J’ai passé la soirée chez M. de Marmier mercredi dernier avec M. de La Fayette. Il m’a vu seul à la cheminée. Il est venu me parler pendant une heure de l’embarras de la circonstance ( ? ). Il m’a dit qu’il aurait désiré que, dès l’origine, on mit dans la Charte l’article de l’abolition de la peine de mort, qu’il détestait les tribunaux politiques, que la mort des ministres serait un grand mal et les rendrait intéressants et martyrs, qu’il empoêherait autant qu’il serait en lui que l’on n’arrachât les coupables aux juges. Il ne le pourra pas.

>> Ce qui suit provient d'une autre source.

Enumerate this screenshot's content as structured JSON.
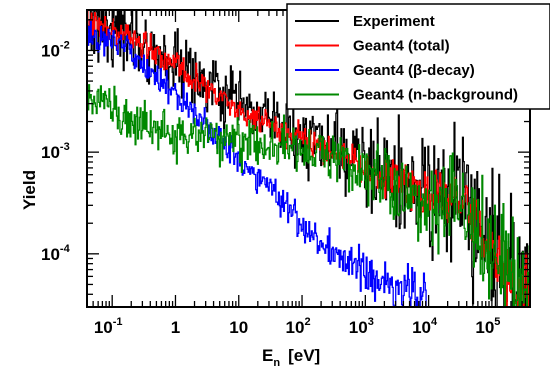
{
  "chart_data": {
    "type": "line",
    "title": "",
    "xlabel": "E",
    "xlabel_sub": "n",
    "xlabel_unit": "[eV]",
    "ylabel": "Yield",
    "x_scale": "log",
    "y_scale": "log",
    "xlim": [
      0.04,
      400000
    ],
    "ylim": [
      3e-05,
      0.025
    ],
    "grid": false,
    "legend_position": "top-right",
    "x_ticks": [
      {
        "value": 0.1,
        "base": "10",
        "exp": "-1"
      },
      {
        "value": 1,
        "label": "1"
      },
      {
        "value": 10,
        "label": "10"
      },
      {
        "value": 100,
        "base": "10",
        "exp": "2"
      },
      {
        "value": 1000,
        "base": "10",
        "exp": "3"
      },
      {
        "value": 10000,
        "base": "10",
        "exp": "4"
      },
      {
        "value": 100000,
        "base": "10",
        "exp": "5"
      }
    ],
    "y_ticks": [
      {
        "value": 0.0001,
        "base": "10",
        "exp": "-4"
      },
      {
        "value": 0.001,
        "base": "10",
        "exp": "-3"
      },
      {
        "value": 0.01,
        "base": "10",
        "exp": "-2"
      }
    ],
    "series": [
      {
        "name": "Experiment",
        "color": "#000000",
        "x": [
          0.04,
          0.06,
          0.08,
          0.1,
          0.13,
          0.16,
          0.2,
          0.3,
          0.5,
          1,
          2,
          5,
          10,
          20,
          50,
          100,
          200,
          500,
          1000,
          2000,
          5000,
          10000,
          20000,
          30000,
          40000,
          50000,
          70000,
          100000,
          150000,
          200000,
          300000,
          400000
        ],
        "y": [
          0.02,
          0.019,
          0.0175,
          0.0165,
          0.0155,
          0.0148,
          0.014,
          0.012,
          0.0095,
          0.0073,
          0.0055,
          0.0038,
          0.0028,
          0.0022,
          0.0017,
          0.0014,
          0.0012,
          0.00095,
          0.00075,
          0.0006,
          0.00047,
          0.0004,
          0.00033,
          0.0004,
          0.00028,
          0.00025,
          0.00018,
          0.00012,
          8e-05,
          6e-05,
          4.5e-05,
          4e-05
        ],
        "noise": 0.16
      },
      {
        "name": "Geant4 (total)",
        "color": "#ff0000",
        "x": [
          0.04,
          0.06,
          0.08,
          0.1,
          0.13,
          0.16,
          0.2,
          0.3,
          0.5,
          1,
          2,
          5,
          10,
          20,
          50,
          100,
          200,
          500,
          1000,
          2000,
          5000,
          10000,
          20000,
          30000,
          40000,
          50000,
          70000,
          100000,
          150000,
          200000,
          300000,
          400000
        ],
        "y": [
          0.019,
          0.0178,
          0.0168,
          0.016,
          0.015,
          0.0142,
          0.0133,
          0.0115,
          0.009,
          0.0068,
          0.0051,
          0.0035,
          0.0026,
          0.002,
          0.00155,
          0.0013,
          0.0011,
          0.00088,
          0.0007,
          0.00057,
          0.00045,
          0.00038,
          0.00031,
          0.00036,
          0.00026,
          0.00022,
          0.00016,
          0.00011,
          7.5e-05,
          5.5e-05,
          4.2e-05,
          3.8e-05
        ],
        "noise": 0.07
      },
      {
        "name": "Geant4 (β-decay)",
        "color": "#0000ff",
        "x": [
          0.04,
          0.06,
          0.08,
          0.1,
          0.13,
          0.16,
          0.2,
          0.3,
          0.5,
          1,
          2,
          5,
          10,
          20,
          50,
          100,
          200,
          300,
          400,
          500,
          1000,
          2000,
          3000,
          5000,
          8000,
          10000
        ],
        "y": [
          0.015,
          0.0135,
          0.0125,
          0.012,
          0.0112,
          0.0103,
          0.0092,
          0.0075,
          0.0055,
          0.0037,
          0.0025,
          0.0014,
          0.00088,
          0.00058,
          0.00033,
          0.0002,
          0.00013,
          0.0001,
          9e-05,
          8.5e-05,
          6.5e-05,
          5.2e-05,
          4.5e-05,
          4e-05,
          3.5e-05,
          3.2e-05
        ],
        "noise": 0.08
      },
      {
        "name": "Geant4 (n-background)",
        "color": "#008800",
        "x": [
          0.04,
          0.06,
          0.08,
          0.1,
          0.2,
          0.5,
          1,
          2,
          5,
          10,
          20,
          50,
          100,
          200,
          500,
          1000,
          2000,
          5000,
          10000,
          20000,
          30000,
          40000,
          50000,
          70000,
          100000,
          150000,
          200000,
          300000,
          400000
        ],
        "y": [
          0.0037,
          0.0031,
          0.0027,
          0.0025,
          0.002,
          0.0017,
          0.0015,
          0.0014,
          0.0013,
          0.00125,
          0.0012,
          0.00112,
          0.00105,
          0.001,
          0.00082,
          0.00065,
          0.00053,
          0.00043,
          0.00037,
          0.00031,
          0.00035,
          0.00026,
          0.00022,
          0.00016,
          0.00011,
          7.5e-05,
          5.5e-05,
          4.2e-05,
          3.8e-05
        ],
        "noise": 0.12
      }
    ]
  }
}
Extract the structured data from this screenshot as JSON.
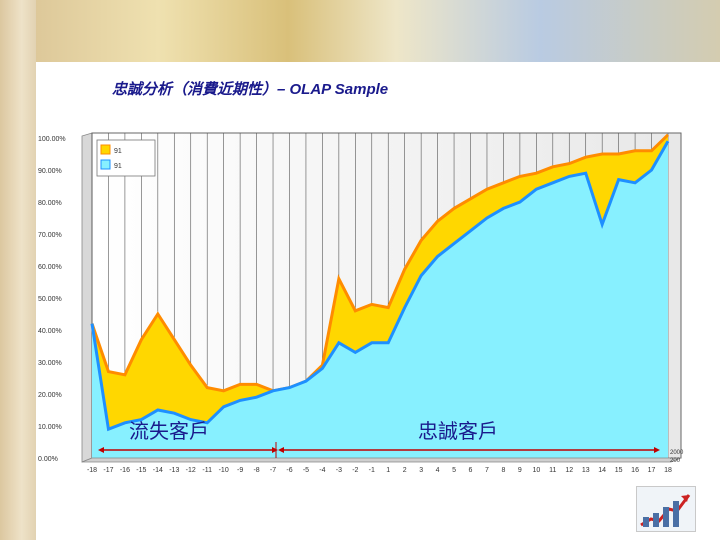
{
  "slide": {
    "title": "忠誠分析（消費近期性）– OLAP Sample"
  },
  "colors": {
    "series1_fill": "#ffd700",
    "series1_line": "#ff8c00",
    "series2_fill": "#87f0ff",
    "series2_line": "#1e90ff",
    "arrow": "#c00000",
    "annotation_text": "#1a1a8c"
  },
  "chart_data": {
    "type": "area",
    "categories": [
      "-18",
      "-17",
      "-16",
      "-15",
      "-14",
      "-13",
      "-12",
      "-11",
      "-10",
      "-9",
      "-8",
      "-7",
      "-6",
      "-5",
      "-4",
      "-3",
      "-2",
      "-1",
      "1",
      "2",
      "3",
      "4",
      "5",
      "6",
      "7",
      "8",
      "9",
      "10",
      "11",
      "12",
      "13",
      "14",
      "15",
      "16",
      "17",
      "18"
    ],
    "series": [
      {
        "name": "91",
        "values": [
          42,
          27,
          26,
          37,
          45,
          37,
          29,
          22,
          21,
          23,
          23,
          21,
          22,
          24,
          29,
          56,
          46,
          48,
          47,
          59,
          68,
          74,
          78,
          81,
          84,
          86,
          88,
          89,
          91,
          92,
          94,
          95,
          95,
          96,
          96,
          101
        ]
      },
      {
        "name": "91",
        "values": [
          42,
          9,
          11,
          12,
          15,
          14,
          12,
          11,
          16,
          18,
          19,
          21,
          22,
          24,
          28,
          36,
          33,
          36,
          36,
          47,
          57,
          63,
          67,
          71,
          75,
          78,
          80,
          84,
          86,
          88,
          89,
          73,
          87,
          86,
          90,
          99
        ]
      }
    ],
    "ylim": [
      0,
      100
    ],
    "yticks": [
      "0.00%",
      "10.00%",
      "20.00%",
      "30.00%",
      "40.00%",
      "50.00%",
      "60.00%",
      "70.00%",
      "80.00%",
      "90.00%",
      "100.00%"
    ],
    "extra_x_labels": [
      "2000",
      "200"
    ],
    "annotations": [
      {
        "label": "流失客戶"
      },
      {
        "label": "忠誠客戶"
      }
    ],
    "grid": "vertical",
    "legend": "top-left"
  }
}
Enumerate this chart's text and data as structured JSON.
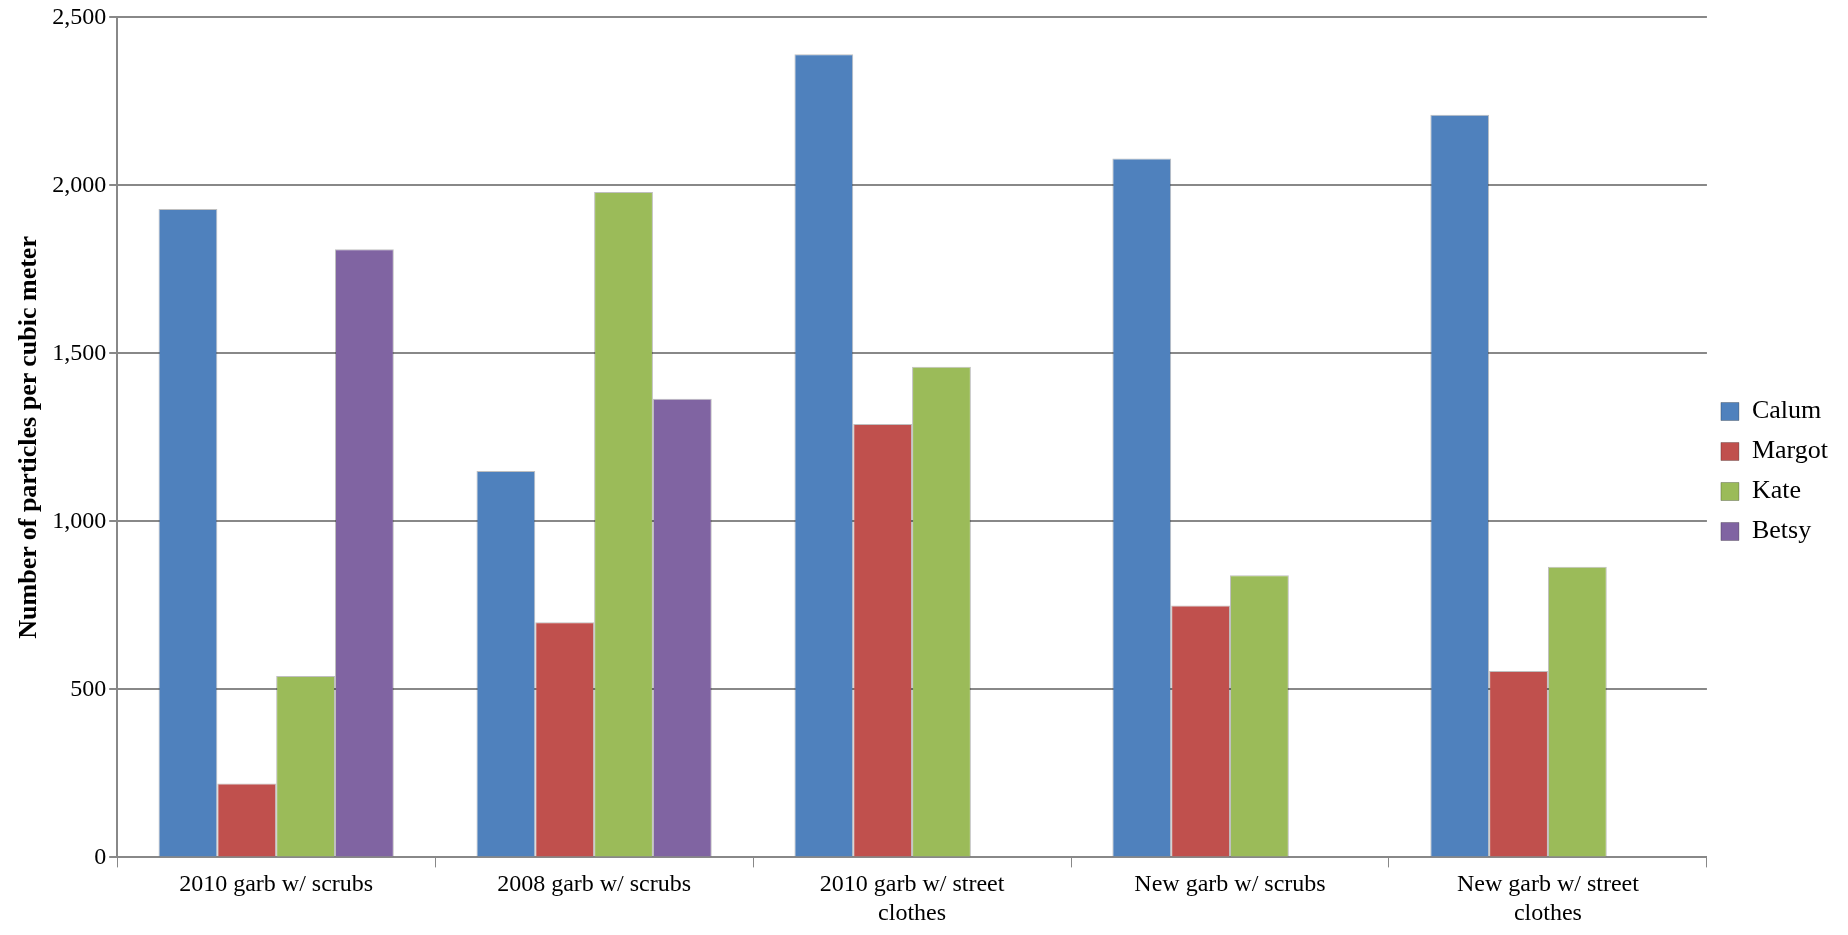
{
  "chart_data": {
    "type": "bar",
    "ylabel": "Number of particles per cubic meter",
    "categories": [
      "2010 garb w/ scrubs",
      "2008 garb w/ scrubs",
      "2010 garb w/ street clothes",
      "New garb w/ scrubs",
      "New garb w/ street clothes"
    ],
    "series": [
      {
        "name": "Calum",
        "color": "#4f81bd",
        "values": [
          1930,
          1150,
          2390,
          2080,
          2210
        ]
      },
      {
        "name": "Margot",
        "color": "#c0504d",
        "values": [
          220,
          700,
          1290,
          750,
          555
        ]
      },
      {
        "name": "Kate",
        "color": "#9bbb59",
        "values": [
          540,
          1980,
          1460,
          840,
          865
        ]
      },
      {
        "name": "Betsy",
        "color": "#8064a2",
        "values": [
          1810,
          1365,
          null,
          null,
          null
        ]
      }
    ],
    "ylim": [
      0,
      2500
    ],
    "yticks": [
      0,
      500,
      {
        "value": 1000,
        "label": "1,000"
      },
      {
        "value": 1500,
        "label": "1,500"
      },
      {
        "value": 2000,
        "label": "2,000"
      },
      {
        "value": 2500,
        "label": "2,500"
      }
    ],
    "grid": "y",
    "legend": "right"
  }
}
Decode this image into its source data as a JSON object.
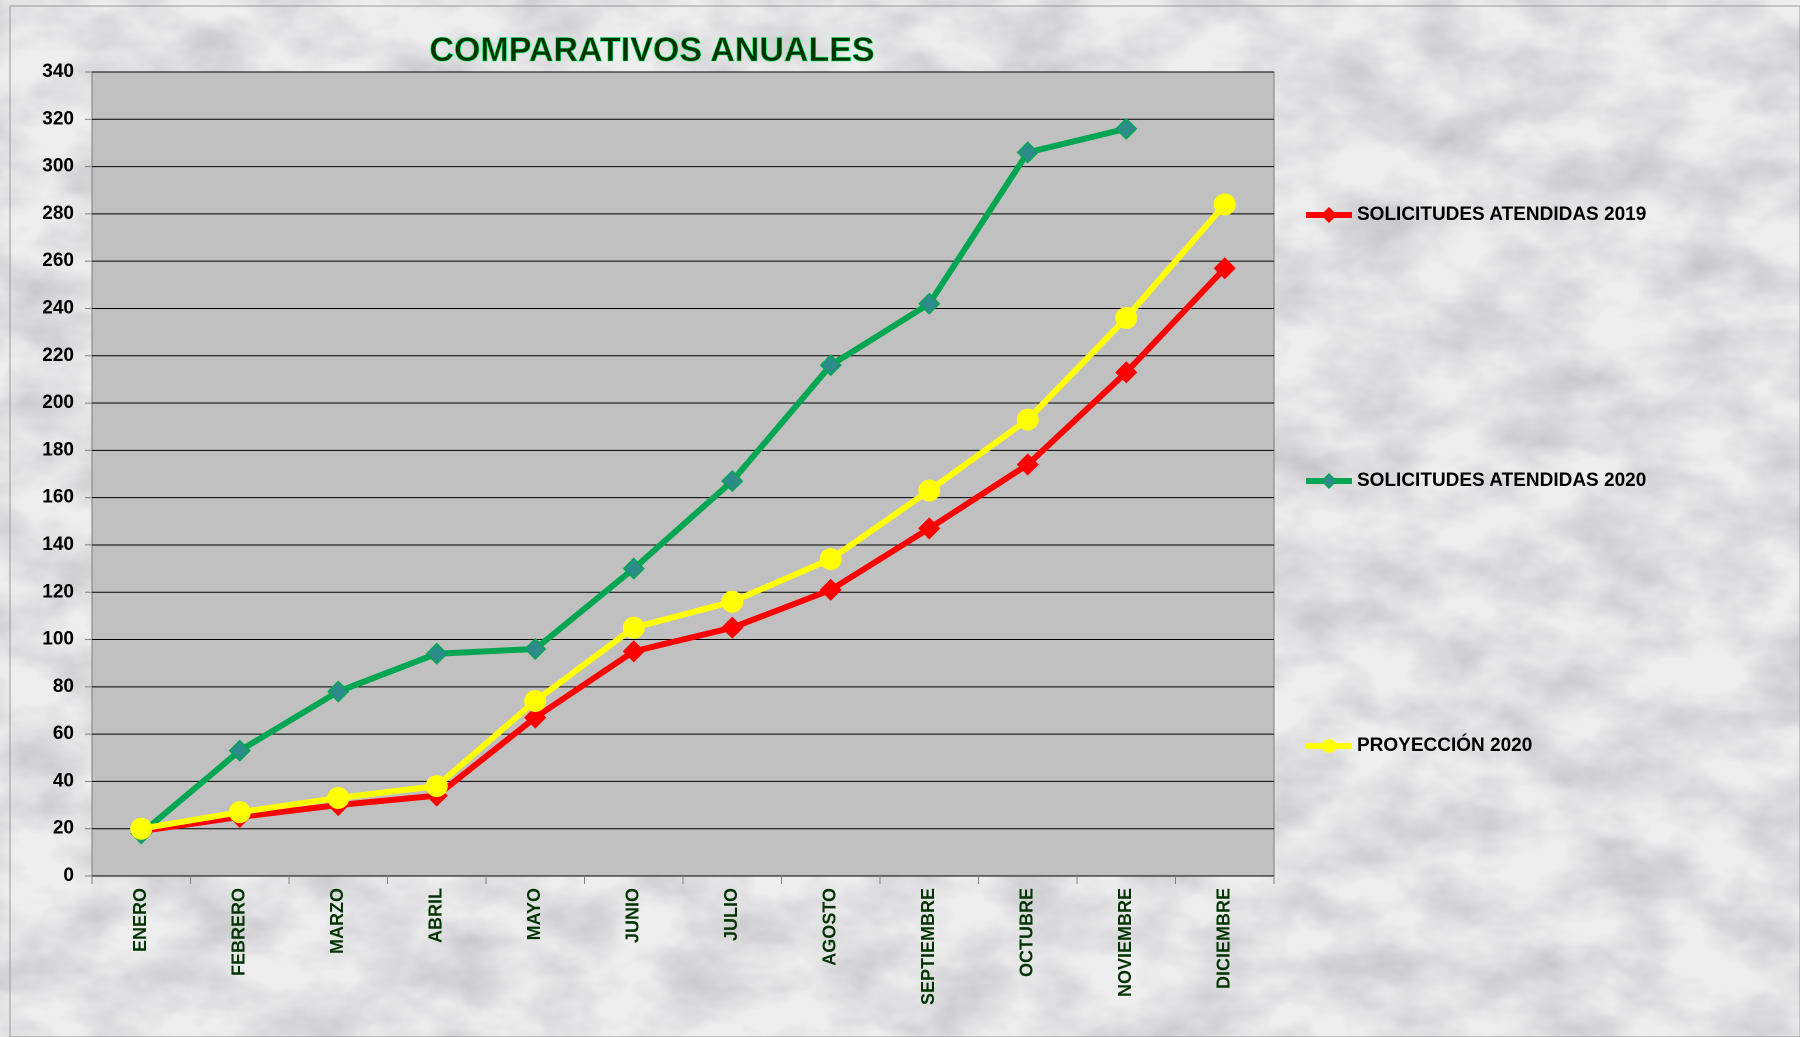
{
  "chart_data": {
    "type": "line",
    "title": "COMPARATIVOS ANUALES",
    "categories": [
      "ENERO",
      "FEBRERO",
      "MARZO",
      "ABRIL",
      "MAYO",
      "JUNIO",
      "JULIO",
      "AGOSTO",
      "SEPTIEMBRE",
      "OCTUBRE",
      "NOVIEMBRE",
      "DICIEMBRE"
    ],
    "series": [
      {
        "name": "SOLICITUDES ATENDIDAS 2019",
        "color": "#ff0000",
        "marker": "diamond",
        "values": [
          19,
          25,
          30,
          34,
          67,
          95,
          105,
          121,
          147,
          174,
          213,
          257
        ]
      },
      {
        "name": "SOLICITUDES ATENDIDAS 2020",
        "color": "#00a651",
        "marker": "diamond",
        "values": [
          18,
          53,
          78,
          94,
          96,
          130,
          167,
          216,
          242,
          306,
          316,
          null
        ]
      },
      {
        "name": "PROYECCIÓN 2020",
        "color": "#ffff00",
        "marker": "circle",
        "values": [
          20,
          27,
          33,
          38,
          74,
          105,
          116,
          134,
          163,
          193,
          236,
          284
        ]
      }
    ],
    "ylim": [
      0,
      340
    ],
    "yticks": [
      0,
      20,
      40,
      60,
      80,
      100,
      120,
      140,
      160,
      180,
      200,
      220,
      240,
      260,
      280,
      300,
      320,
      340
    ],
    "grid": true,
    "legend": "right"
  }
}
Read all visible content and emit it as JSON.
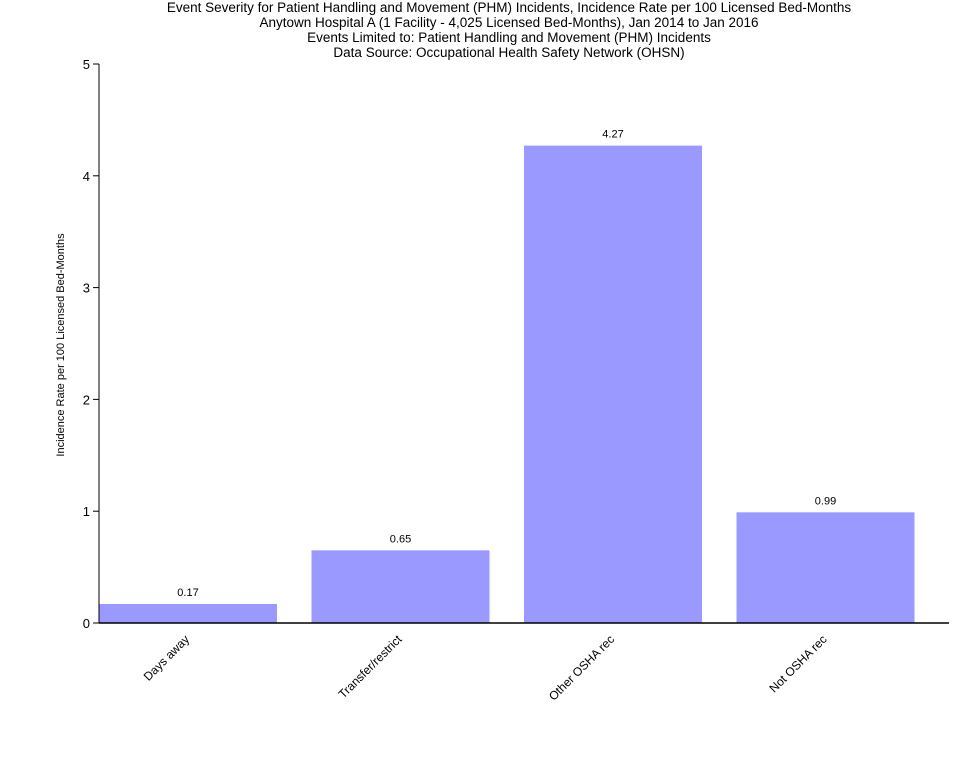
{
  "chart_data": {
    "type": "bar",
    "title": "Event Severity for Patient Handling and Movement (PHM) Incidents, Incidence Rate per 100 Licensed Bed-Months",
    "subtitles": [
      "Anytown Hospital A (1 Facility - 4,025 Licensed Bed-Months), Jan 2014 to Jan 2016",
      "Events Limited to: Patient Handling and Movement (PHM) Incidents",
      "Data Source: Occupational Health Safety Network (OHSN)"
    ],
    "xlabel": "",
    "ylabel": "Incidence Rate per 100 Licensed Bed-Months",
    "categories": [
      "Days away",
      "Transfer/restrict",
      "Other OSHA rec",
      "Not OSHA rec"
    ],
    "values": [
      0.17,
      0.65,
      4.27,
      0.99
    ],
    "value_labels": [
      "0.17",
      "0.65",
      "4.27",
      "0.99"
    ],
    "ylim": [
      0,
      5
    ],
    "yticks": [
      0,
      1,
      2,
      3,
      4,
      5
    ],
    "grid": false,
    "legend": null,
    "bar_color": "#9999ff"
  }
}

Je l’ai regardé en face tout le temps qu’il a parlé, sans cligner la paupière un instant, à ma manière. C’est un homme grand et d’un aspect assez noble. Sa figure grimace quand il est intimidé, et la fixité de mes regards le déconcertait un peu et faisait qu’il cherchait ses expressions avec un peu d’embarras. Il avait un simple habit noir sans ordres, un chapeau rond à bords larges comme ceux des puritains américains, portait une cocarde tricolore, un col noir et un gilet blanc. Cet homme est un symbole de l’idée républicaine ; mais il n’a que cette idée. Il n’est pas méchant. Il ne veut pas de sang.

On a fait la faute de discuter trop tard aux Chambres la peine de mort pour crime d’Etat. Cette exception a paru au peuple une pièce de circonstance. Il veut la mort des ministres et croit qu’on a voulu les lui soustraire. Il l’aura, cette mort, par la raison qu’il la veut.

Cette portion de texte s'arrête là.